When we bet on a wrong frequency, it’s worth trying an octave lower or higher. We often target the wrong harmonic. Also, if you can directly cut instead of boosting, it’s a good improvement exercise too.

The advantage of this method is that you actually train your ear to detect certain frequencies. With repetition you will get the right frequency faster and faster.

Also, It is now very common to have a spectrum analysis tool directly embedded in the user interface. The Evo Channel and Evo EQ feature the same praised spectrum analyzer found in the FLUX:: Analyzer. On a single channel, a frequency analyzer can give some precious information. We can instantly see the harmonic content of a signal and target the right spot for our treatment. While it should not replace the ears, it can be a great tool for beginners.

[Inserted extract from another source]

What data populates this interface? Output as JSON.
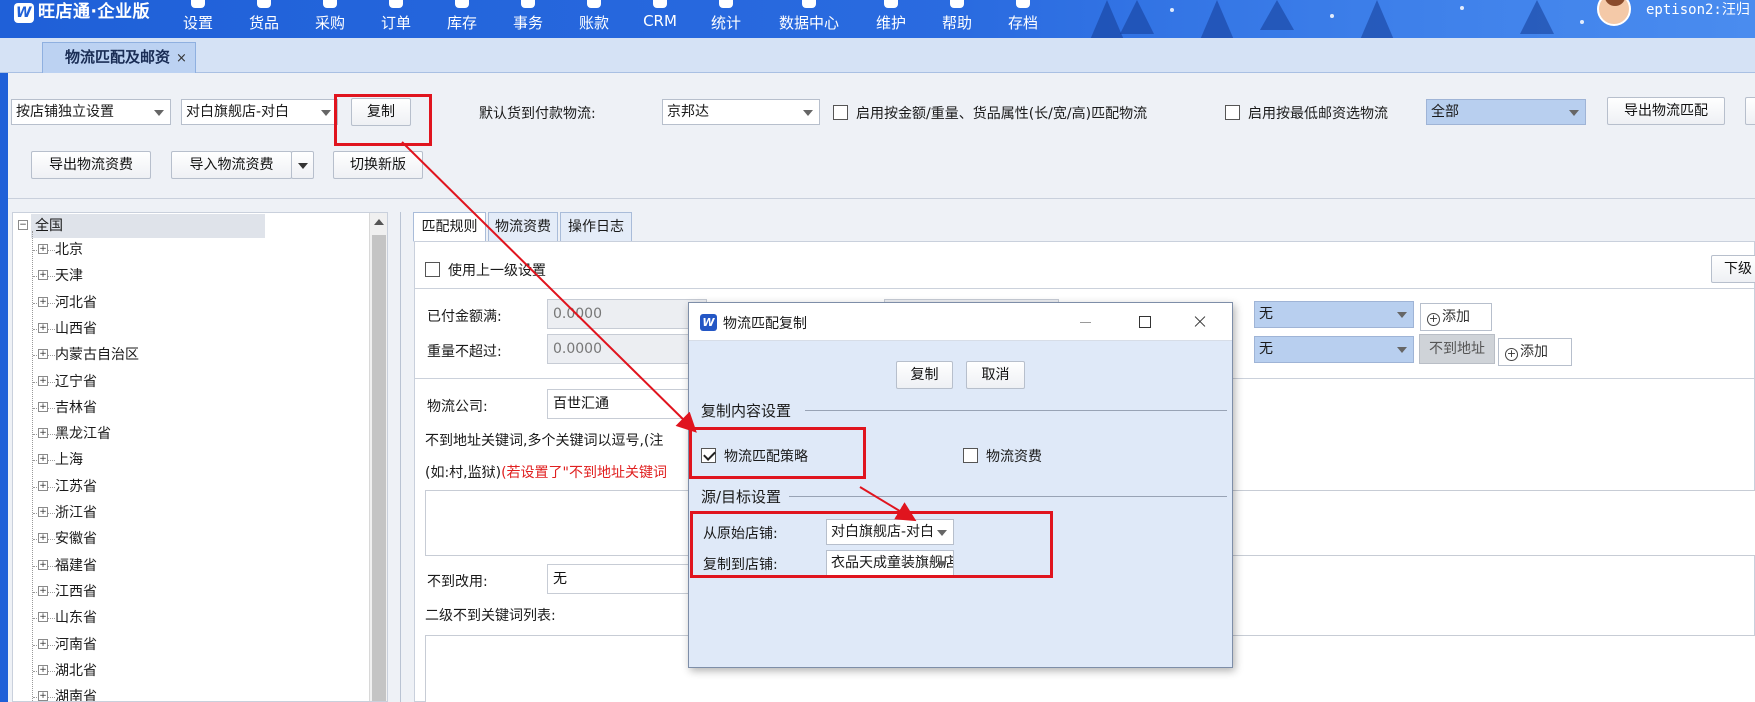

Equalizer is one of the most used tools in audio production. The form we mostly use as audio professionals is the parametric EQ. Equalizer is built upon filters, whose numbers and shape depends on the usage. In the digital world, there are two main digital filter types : IIR (Infinite Impulse Response) and FIR (Finite Impulse Response). We tend to associate the first type with minimal phase EQ (similar to their analog counterpart) and the second type with linear phase EQ.

While linear phase EQ sounds like a major improvement, it actually has too many drawbacks to be a solid alternative for minimal phase EQ. Actually, filter results on correlated sources are pretty similar between minimal phase and phase linear EQ, as long as you use bells or shelf filters. For high pass and low pass filters, they should be used with caution due to their important phase shift.

Critical listening is the best approach to sound equalization. One should always interrogate himself about the nature of the problem he is listening to. The “sweep and boost” technique often found on the internet seems like a bad strategy as it does not help to identify the problem and it does not improve the ear of the mixer.